Treatment approaches
Effective treatment combines pharmacotherapy with behavioural support tailored to product type, dependence severity and patient preference.
Pharmacotherapy
- Nicotinic replacement therapy (patch, gum, lozenge, inhalator, nasal spray) — consider combination therapy for heavy dependence.
- Varenicline — highest efficacy; consider pre-quit initiation and 12-week course with possible extension for relapse prevention.
- Bupropion SR — alternative or adjunct, particularly when comorbid depression exists.
- Consider special dosing/monitoring for smokeless tobacco and vaping users; tailor NRT route to patient’s product of choice where possible.
Behavioural interventions
- Brief advice and motivational interviewing.
- Cognitive-behavioural therapy for relapse prevention and coping skills.
- Group programs, telephone counselling, digital interventions and peer-support options.
Management of special situations
- Pregnancy: advise cessation; behavioural interventions first-line, NRT under specialist supervision if needed.
- Adolescents: focus on prevention and behavioural approaches; pharmacotherapy considered cautiously by specialists.
- Mental health: integrate cessation with psychiatric care; monitor medication levels where smoking affects metabolism (e.g., clozapine).

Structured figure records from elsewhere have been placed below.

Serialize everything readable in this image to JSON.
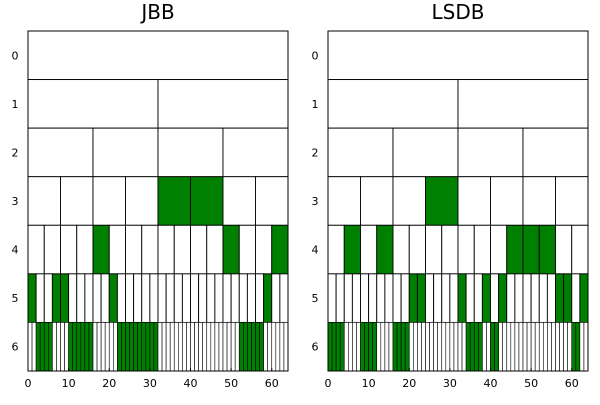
{
  "chart_data": [
    {
      "type": "heatmap",
      "title": "JBB",
      "xlim": [
        0,
        64
      ],
      "xticks": [
        0,
        10,
        20,
        30,
        40,
        50,
        60
      ],
      "levels": [
        0,
        1,
        2,
        3,
        4,
        5,
        6
      ],
      "fill_color": "#008000",
      "cell_color": "#ffffff",
      "line_color": "#000000",
      "highlighted": {
        "3": [
          4,
          5
        ],
        "4": [
          4,
          12,
          15
        ],
        "5": [
          0,
          3,
          4,
          10,
          29
        ],
        "6": [
          2,
          3,
          4,
          5,
          10,
          11,
          12,
          13,
          14,
          15,
          22,
          23,
          24,
          25,
          26,
          27,
          28,
          29,
          30,
          31,
          52,
          53,
          54,
          55,
          56,
          57
        ]
      }
    },
    {
      "type": "heatmap",
      "title": "LSDB",
      "xlim": [
        0,
        64
      ],
      "xticks": [
        0,
        10,
        20,
        30,
        40,
        50,
        60
      ],
      "levels": [
        0,
        1,
        2,
        3,
        4,
        5,
        6
      ],
      "fill_color": "#008000",
      "cell_color": "#ffffff",
      "line_color": "#000000",
      "highlighted": {
        "3": [
          3
        ],
        "4": [
          1,
          3,
          11,
          12,
          13
        ],
        "5": [
          10,
          11,
          16,
          19,
          21,
          28,
          29,
          31
        ],
        "6": [
          0,
          1,
          2,
          3,
          8,
          9,
          10,
          11,
          16,
          17,
          18,
          19,
          34,
          35,
          36,
          37,
          40,
          41,
          60,
          61
        ]
      }
    }
  ]
}
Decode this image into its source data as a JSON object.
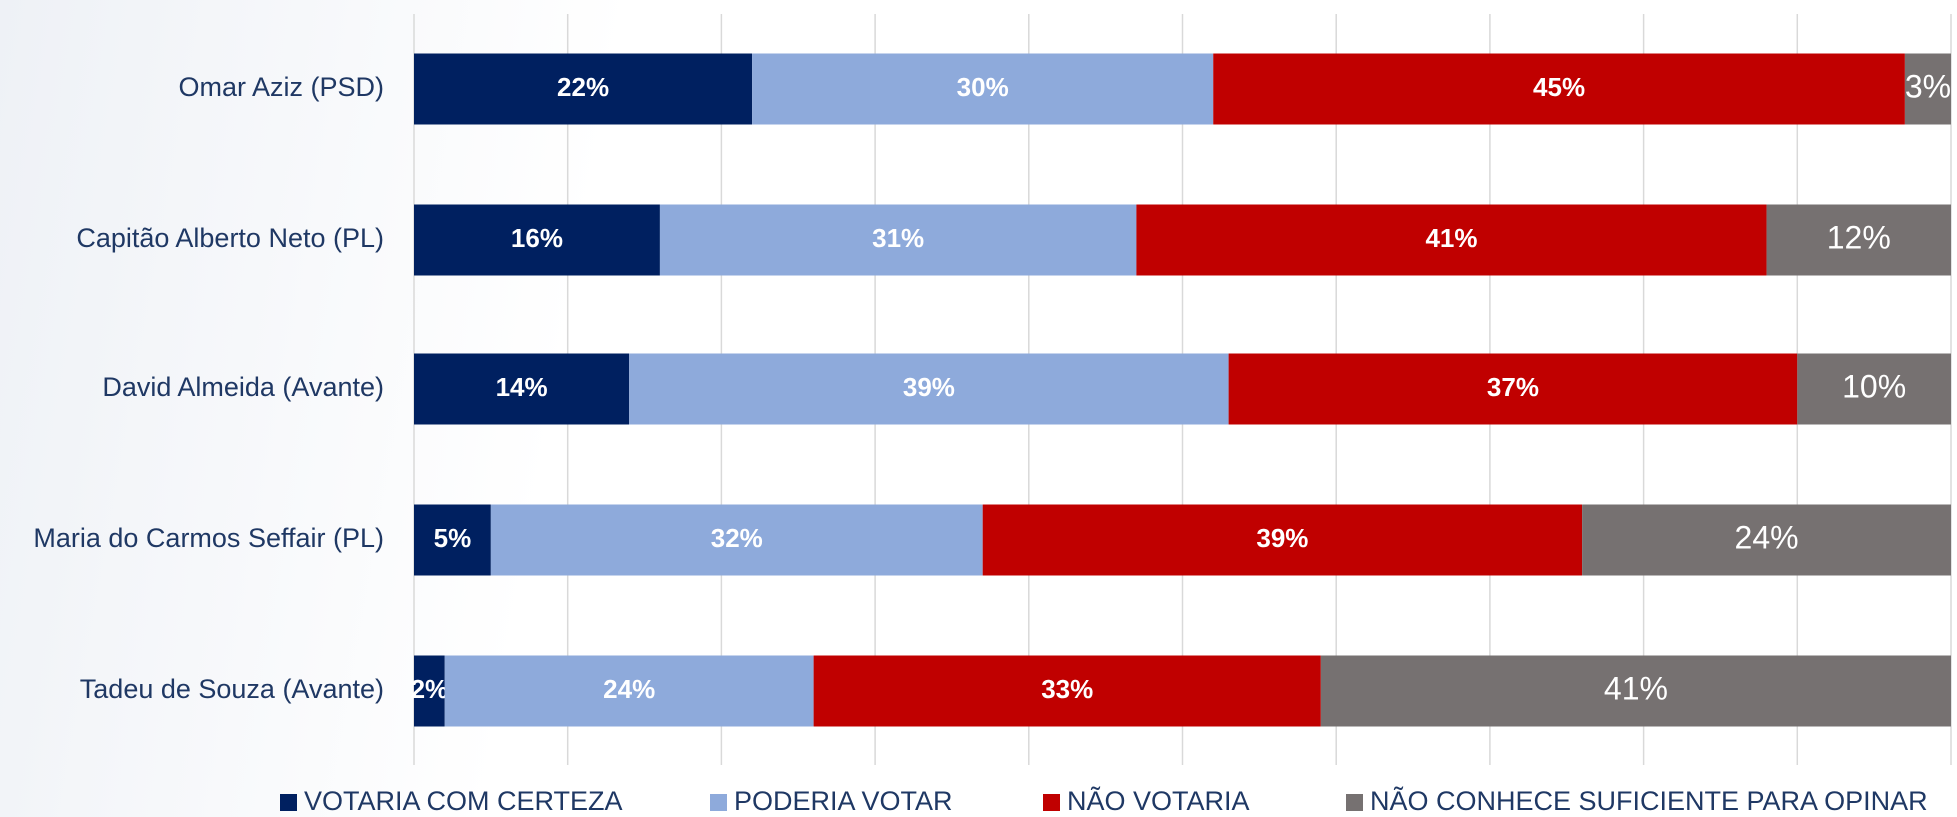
{
  "chart_data": {
    "type": "stacked_bar_horizontal",
    "categories": [
      "Omar Aziz (PSD)",
      "Capitão Alberto Neto (PL)",
      "David Almeida (Avante)",
      "Maria do Carmos Seffair (PL)",
      "Tadeu de Souza (Avante)"
    ],
    "series": [
      {
        "name": "VOTARIA COM CERTEZA",
        "color": "#002060",
        "values": [
          22,
          16,
          14,
          5,
          2
        ],
        "value_labels": [
          "22%",
          "16%",
          "14%",
          "5%",
          "2%"
        ]
      },
      {
        "name": "PODERIA VOTAR",
        "color": "#8eaadb",
        "values": [
          30,
          31,
          39,
          32,
          24
        ],
        "value_labels": [
          "30%",
          "31%",
          "39%",
          "32%",
          "24%"
        ]
      },
      {
        "name": "NÃO VOTARIA",
        "color": "#c00000",
        "values": [
          45,
          41,
          37,
          39,
          33
        ],
        "value_labels": [
          "45%",
          "41%",
          "37%",
          "39%",
          "33%"
        ]
      },
      {
        "name": "NÃO CONHECE SUFICIENTE PARA OPINAR",
        "color": "#767171",
        "values": [
          3,
          12,
          10,
          24,
          41
        ],
        "value_labels": [
          "3%",
          "12%",
          "10%",
          "24%",
          "41%"
        ]
      }
    ],
    "xlim": [
      0,
      100
    ],
    "xticks": [
      0,
      10,
      20,
      30,
      40,
      50,
      60,
      70,
      80,
      90,
      100
    ],
    "grid": true,
    "legend": "bottom"
  }
}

Relapse prevention & long-term support
- Arrange regular follow-up early (1–2 weeks) and provide booster sessions; combine pharmacotherapy with ongoing counselling.
- Address social triggers, workplace exposure and provide resources for stress management and weight control.
- Consider stepped care: intensify pharmacotherapy or refer to specialist cessation clinics for repeated failures.
Safety considerations & medication interactions
- Smoking induces CYP1A2 — may reduce plasma levels of drugs metabolised by this enzyme (clozapine, olanzapine, theophylline); monitor and adjust doses when smoking changes.
- Screen for cardiovascular instability before starting varenicline in high-risk patients and monitor mood symptoms with varenicline or bupropion.
Case vignette
Patient: L., 40, smokes 25 cigarettes/day, multiple failed quit attempts. HSI indicates high dependence. Management: started on varenicline with behavioural counselling, arranged weekly follow-up and provided quitline contact. At 3 months L. reports abstinence and improved exercise tolerance; plan to continue support to 6 months and then step down.
தமிழில் — சுருக்கம்
Tobacco Use Disorder என்பது நிகோடின் பழக்கத்தின் காரணமாக வாழ்க்கையை பாதிக்கும் நிலை. சிறிய ஆலோசனை, மருந்து உதவி மற்றும் இருமுறை ஆதரவு சேர்த்து நிறுத்தம் சாத்தியமாகும்.
Key takeaways
- Identify tobacco use in every patient encounter; assess dependence and readiness to quit.
- Use evidence-based pharmacotherapies (NRT, varenicline, bupropion) combined with behavioural interventions for best outcomes.
- Tailor interventions to product type and special populations, monitor for drug interactions and provide ongoing relapse-prevention support.